Volta aos escritórios muda regras do jogo para quem busca espaço no mercado de trabalho

Volta aos escritórios muda regras do jogo para quem busca espaço no mercado de trabalho

Fim do home office reacende a importância da convivência, da comunicação intencional e da postura profissional desde o estágio

A redução do home office e a retomada do expediente presencial por empresas de diferentes setores estão alterando critérios de avaliação e permanência no mercado de trabalho. O movimento, intensificado ao longo de 2025, recoloca a convivência diária como eixo das relações profissionais e exige de estagiários e jovens talentos habilidades que vão além da formação técnica. A mudança ocorre em meio à preocupação das companhias com a rotatividade nessa faixa de entrada.

Levantamento divulgado em outubro de 2025 pelo CIEE, com 260 responsáveis por programas de estágio, indica que parte significativa das empresas enfrenta dificuldade para reter jovens profissionais. A adaptação à cultura organizacional e à rotina presencial aparece entre os principais entraves apontados pelos gestores.

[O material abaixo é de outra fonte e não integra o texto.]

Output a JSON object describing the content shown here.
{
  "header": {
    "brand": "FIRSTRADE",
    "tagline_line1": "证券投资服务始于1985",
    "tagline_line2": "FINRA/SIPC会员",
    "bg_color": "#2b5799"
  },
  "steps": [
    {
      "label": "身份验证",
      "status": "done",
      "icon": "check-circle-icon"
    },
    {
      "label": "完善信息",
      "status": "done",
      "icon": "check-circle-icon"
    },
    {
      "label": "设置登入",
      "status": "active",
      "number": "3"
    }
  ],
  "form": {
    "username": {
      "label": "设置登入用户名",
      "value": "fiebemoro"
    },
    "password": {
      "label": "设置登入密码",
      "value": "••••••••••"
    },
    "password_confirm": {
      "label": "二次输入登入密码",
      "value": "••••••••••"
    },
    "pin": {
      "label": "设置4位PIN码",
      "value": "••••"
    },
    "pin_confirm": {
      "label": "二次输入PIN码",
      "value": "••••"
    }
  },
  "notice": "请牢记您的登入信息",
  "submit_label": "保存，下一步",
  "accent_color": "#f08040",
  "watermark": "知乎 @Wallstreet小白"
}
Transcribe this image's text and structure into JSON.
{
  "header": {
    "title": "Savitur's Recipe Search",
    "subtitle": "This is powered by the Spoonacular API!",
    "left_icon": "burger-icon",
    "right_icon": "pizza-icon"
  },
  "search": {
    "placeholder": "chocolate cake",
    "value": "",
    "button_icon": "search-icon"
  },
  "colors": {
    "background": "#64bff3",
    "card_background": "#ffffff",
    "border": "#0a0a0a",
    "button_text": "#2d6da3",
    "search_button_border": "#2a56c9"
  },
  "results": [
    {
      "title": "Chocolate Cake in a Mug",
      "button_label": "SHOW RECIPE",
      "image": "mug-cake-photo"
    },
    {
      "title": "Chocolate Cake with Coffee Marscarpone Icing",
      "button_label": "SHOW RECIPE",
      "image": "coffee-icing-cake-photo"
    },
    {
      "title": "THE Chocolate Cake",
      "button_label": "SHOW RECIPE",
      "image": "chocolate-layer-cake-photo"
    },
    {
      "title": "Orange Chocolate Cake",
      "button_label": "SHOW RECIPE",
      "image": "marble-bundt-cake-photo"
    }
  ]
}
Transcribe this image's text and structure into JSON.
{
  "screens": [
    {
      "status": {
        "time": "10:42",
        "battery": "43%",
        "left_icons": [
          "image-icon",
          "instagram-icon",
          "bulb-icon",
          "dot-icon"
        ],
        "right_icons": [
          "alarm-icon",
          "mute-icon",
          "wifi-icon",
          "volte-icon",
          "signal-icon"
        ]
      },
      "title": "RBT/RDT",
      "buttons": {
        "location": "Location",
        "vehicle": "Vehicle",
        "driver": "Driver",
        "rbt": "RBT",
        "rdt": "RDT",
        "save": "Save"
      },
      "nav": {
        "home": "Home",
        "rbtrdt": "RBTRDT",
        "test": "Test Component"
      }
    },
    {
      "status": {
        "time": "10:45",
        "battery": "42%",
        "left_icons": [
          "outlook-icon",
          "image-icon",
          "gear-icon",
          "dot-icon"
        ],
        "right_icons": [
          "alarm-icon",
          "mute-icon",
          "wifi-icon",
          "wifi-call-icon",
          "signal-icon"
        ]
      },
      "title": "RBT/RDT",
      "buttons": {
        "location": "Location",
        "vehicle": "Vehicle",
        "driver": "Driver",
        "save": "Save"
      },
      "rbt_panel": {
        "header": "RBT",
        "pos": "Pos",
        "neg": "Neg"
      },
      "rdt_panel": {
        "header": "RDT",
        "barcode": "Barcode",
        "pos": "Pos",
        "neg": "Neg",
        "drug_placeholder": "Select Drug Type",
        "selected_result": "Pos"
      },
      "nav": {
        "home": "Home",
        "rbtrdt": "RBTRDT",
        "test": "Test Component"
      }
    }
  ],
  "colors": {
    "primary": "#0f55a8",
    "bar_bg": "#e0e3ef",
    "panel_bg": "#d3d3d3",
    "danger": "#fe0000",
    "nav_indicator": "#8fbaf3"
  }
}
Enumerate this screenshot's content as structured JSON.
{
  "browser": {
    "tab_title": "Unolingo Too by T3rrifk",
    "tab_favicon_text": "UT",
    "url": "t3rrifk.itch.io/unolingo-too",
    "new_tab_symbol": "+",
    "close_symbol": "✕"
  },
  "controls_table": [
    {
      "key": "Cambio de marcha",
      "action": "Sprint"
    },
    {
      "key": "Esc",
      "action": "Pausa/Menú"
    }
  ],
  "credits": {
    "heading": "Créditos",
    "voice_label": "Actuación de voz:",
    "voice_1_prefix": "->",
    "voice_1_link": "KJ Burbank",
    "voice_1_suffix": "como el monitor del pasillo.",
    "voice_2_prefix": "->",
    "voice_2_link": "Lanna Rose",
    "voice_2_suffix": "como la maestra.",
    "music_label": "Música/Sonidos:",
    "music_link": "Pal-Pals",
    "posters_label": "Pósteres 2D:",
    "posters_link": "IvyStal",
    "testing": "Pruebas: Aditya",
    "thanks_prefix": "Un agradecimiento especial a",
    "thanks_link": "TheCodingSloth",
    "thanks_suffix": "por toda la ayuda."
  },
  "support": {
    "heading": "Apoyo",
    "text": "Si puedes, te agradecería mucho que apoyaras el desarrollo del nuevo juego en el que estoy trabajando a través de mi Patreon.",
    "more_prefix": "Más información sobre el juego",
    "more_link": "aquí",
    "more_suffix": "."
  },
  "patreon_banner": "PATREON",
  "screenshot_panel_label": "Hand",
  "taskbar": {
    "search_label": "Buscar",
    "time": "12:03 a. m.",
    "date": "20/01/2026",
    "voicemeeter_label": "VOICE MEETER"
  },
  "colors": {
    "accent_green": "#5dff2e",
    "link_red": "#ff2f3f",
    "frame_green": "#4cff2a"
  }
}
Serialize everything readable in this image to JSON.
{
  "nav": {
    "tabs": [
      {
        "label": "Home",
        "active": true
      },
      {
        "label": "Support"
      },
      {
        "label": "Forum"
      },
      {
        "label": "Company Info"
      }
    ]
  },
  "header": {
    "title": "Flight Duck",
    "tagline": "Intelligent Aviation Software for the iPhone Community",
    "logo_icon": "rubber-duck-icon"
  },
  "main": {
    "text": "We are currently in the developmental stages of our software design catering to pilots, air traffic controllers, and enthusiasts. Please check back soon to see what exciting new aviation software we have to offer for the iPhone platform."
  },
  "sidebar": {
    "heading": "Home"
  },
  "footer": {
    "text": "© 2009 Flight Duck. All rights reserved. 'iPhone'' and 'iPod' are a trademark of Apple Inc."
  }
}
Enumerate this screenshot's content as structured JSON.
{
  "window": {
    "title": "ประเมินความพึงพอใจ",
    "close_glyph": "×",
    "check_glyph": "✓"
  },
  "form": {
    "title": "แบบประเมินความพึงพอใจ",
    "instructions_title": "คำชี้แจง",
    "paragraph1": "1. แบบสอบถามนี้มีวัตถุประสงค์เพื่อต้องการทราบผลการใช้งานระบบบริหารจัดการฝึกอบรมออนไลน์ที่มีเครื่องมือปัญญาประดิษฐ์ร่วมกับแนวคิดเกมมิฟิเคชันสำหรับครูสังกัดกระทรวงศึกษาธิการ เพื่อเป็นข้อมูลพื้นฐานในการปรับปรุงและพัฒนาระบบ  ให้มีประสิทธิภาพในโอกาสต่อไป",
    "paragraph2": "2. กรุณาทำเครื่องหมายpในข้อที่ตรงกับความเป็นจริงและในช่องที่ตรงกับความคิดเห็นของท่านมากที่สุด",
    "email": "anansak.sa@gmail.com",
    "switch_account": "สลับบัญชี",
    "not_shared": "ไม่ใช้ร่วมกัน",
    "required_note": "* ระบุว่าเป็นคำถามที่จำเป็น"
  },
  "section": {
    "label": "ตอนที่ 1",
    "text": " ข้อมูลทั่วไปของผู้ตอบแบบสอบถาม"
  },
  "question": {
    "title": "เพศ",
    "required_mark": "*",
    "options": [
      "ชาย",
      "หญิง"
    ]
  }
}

Na prática, o retorno ao escritório tornou mais visível algo que, durante a pandemia, ficou diluído pelas telas. A forma de se posicionar em reuniões, a disposição para ouvir, a leitura do ambiente e o modo de reagir a contratempos passaram a pesar com mais nitidez na avaliação de desempenho.

Para o especialista em comunicação intencional Cristian Magalhães, a mudança não se limita à logística de sair de casa. “A presença física recoloca a comunicação no centro da vida profissional. Não se trata apenas de cumprir tarefas, mas de entender como cada atitude repercute na equipe e na própria carreira”, afirma.

Segundo Cristian, empresas têm observado com maior atenção aspectos comportamentais como clareza na fala, postura ética, capacidade de colaboração e abertura ao feedback. “O conhecimento técnico continua relevante, mas não sustenta sozinho uma trajetória. O mercado quer profissionais que saibam conviver e construir relações de confiança”, diz.

Peso da entrevista

O impacto dessa nova exigência começa antes da contratação. A entrevista, nesse contexto, ganha peso estratégico. “Não é espaço para improviso por necessidade nem para espontaneidade sem filtro. O candidato precisa se comunicar de forma intencional, organizar o raciocínio, alinhar expectativas e demonstrar maturidade”, observa Magalhães.

Responder de forma estruturada sobre objetivos profissionais, apresentar experiências anteriores com equilíbrio e evidenciar disposição para aprender são pontos que costumam influenciar a decisão dos recrutadores. Relatos sobre dificuldades ou conflitos também são analisados, sobretudo pela maneira como o candidato interpreta essas situações.

No ambiente presencial, a coerência entre discurso e prática se torna mais evidente. A convivência diária amplia o alcance de gestos e palavras, o que pode acelerar tanto o reconhecimento quanto o desgaste da imagem profissional.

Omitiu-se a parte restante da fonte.